When working with several digital sources it is not only necessary that these are all properly locked, they also have to be totally synchronized. Else drop outs and crackling occurs.
RME's exclusive SyncCheck checks all input signals. In clock mode Master the synchronous operation to the internal clock is checked. This outstanding and unique technology helps to find errors immediately. The actual state of each input is displayed in the settings dialog.
SyncAlign includes several methods and techniques to guarantee absolute data alignment with regard to time and channels. No RME digital audio card will ever swap channels, not in stereo nor in multi channel mode, regardless what you do with the card and the signals it gets. SyncAlign also controls the timing among the channels, no matter how much are used, they will always start sample-aligned.
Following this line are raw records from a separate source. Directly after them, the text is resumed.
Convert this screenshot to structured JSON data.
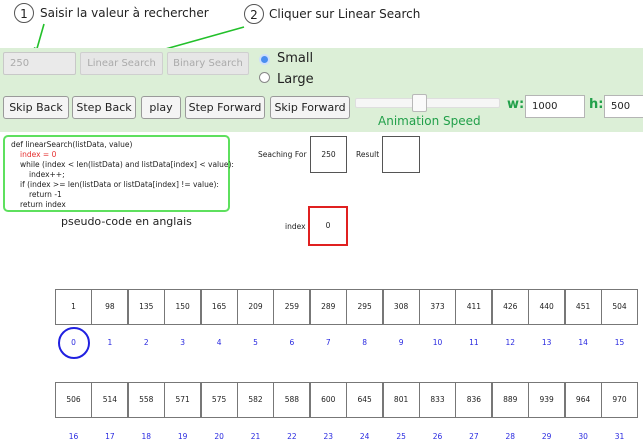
{
  "annotations": [
    {
      "number": "1",
      "text": "Saisir la valeur à rechercher"
    },
    {
      "number": "2",
      "text": "Cliquer sur Linear Search"
    }
  ],
  "controls": {
    "search_value": "250",
    "linear_search_label": "Linear Search",
    "binary_search_label": "Binary Search",
    "size_options": [
      {
        "label": "Small",
        "selected": true
      },
      {
        "label": "Large",
        "selected": false
      }
    ],
    "skip_back": "Skip Back",
    "step_back": "Step Back",
    "play": "play",
    "step_forward": "Step Forward",
    "skip_forward": "Skip Forward",
    "animation_speed_label": "Animation Speed",
    "animation_speed_level": 0.44,
    "w_label": "w:",
    "w_value": "1000",
    "h_label": "h:",
    "h_value": "500"
  },
  "code": {
    "lines": [
      {
        "text": "def linearSearch(listData, value)",
        "highlight": false
      },
      {
        "text": "index = 0",
        "highlight": true
      },
      {
        "text": "while (index < len(listData) and listData[index] < value):",
        "highlight": false
      },
      {
        "text": "index++;",
        "highlight": false
      },
      {
        "text": "if (index >= len(listData or listData[index] != value):",
        "highlight": false
      },
      {
        "text": "return -1",
        "highlight": false
      },
      {
        "text": "return index",
        "highlight": false
      }
    ],
    "caption": "pseudo-code en anglais"
  },
  "search": {
    "seeking_label": "Seaching For",
    "seeking_value": "250",
    "result_label": "Result",
    "result_value": "",
    "index_label": "index",
    "index_value": "0"
  },
  "array": {
    "row1_values": [
      "1",
      "98",
      "135",
      "150",
      "165",
      "209",
      "259",
      "289",
      "295",
      "308",
      "373",
      "411",
      "426",
      "440",
      "451",
      "504"
    ],
    "row1_indices": [
      "0",
      "1",
      "2",
      "3",
      "4",
      "5",
      "6",
      "7",
      "8",
      "9",
      "10",
      "11",
      "12",
      "13",
      "14",
      "15"
    ],
    "row2_values": [
      "506",
      "514",
      "558",
      "571",
      "575",
      "582",
      "588",
      "600",
      "645",
      "801",
      "833",
      "836",
      "889",
      "939",
      "964",
      "970"
    ],
    "row2_indices": [
      "16",
      "17",
      "18",
      "19",
      "20",
      "21",
      "22",
      "23",
      "24",
      "25",
      "26",
      "27",
      "28",
      "29",
      "30",
      "31"
    ],
    "current_index": 0
  },
  "colors": {
    "band": "#dcefd7",
    "accent_green": "#22a04a",
    "highlight_red": "#e53030",
    "index_blue": "#2a2ae0"
  }
}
When the record while play mode is activated, the corresponding software first starts record and then playback (or playback then record.) SyncAlign can compensate the time difference so that an exact simultaneous start of record and playback in the record while play mode is guaranteed. In asynchronous mode (different programs use different stereo devices of one card) this part of SyncAlign is automatically deactivated.
Our unique SyncCheck and AutoSync technology has evolved into the new Intelligent Clock Control of the Hammerfall DSP system. HDSP is the only digital I/O-system worldwide capable of measuring and displaying the frequency of all clock sources. Even word clock! Based on validity and current sample rate the system then decides which clock source should be used - fully automated and performed in hardware! With this the HDSP system offers the most easiest handling of the present clocks, although having a lot digital inputs, plus the most advanced support when configuring the clock setup.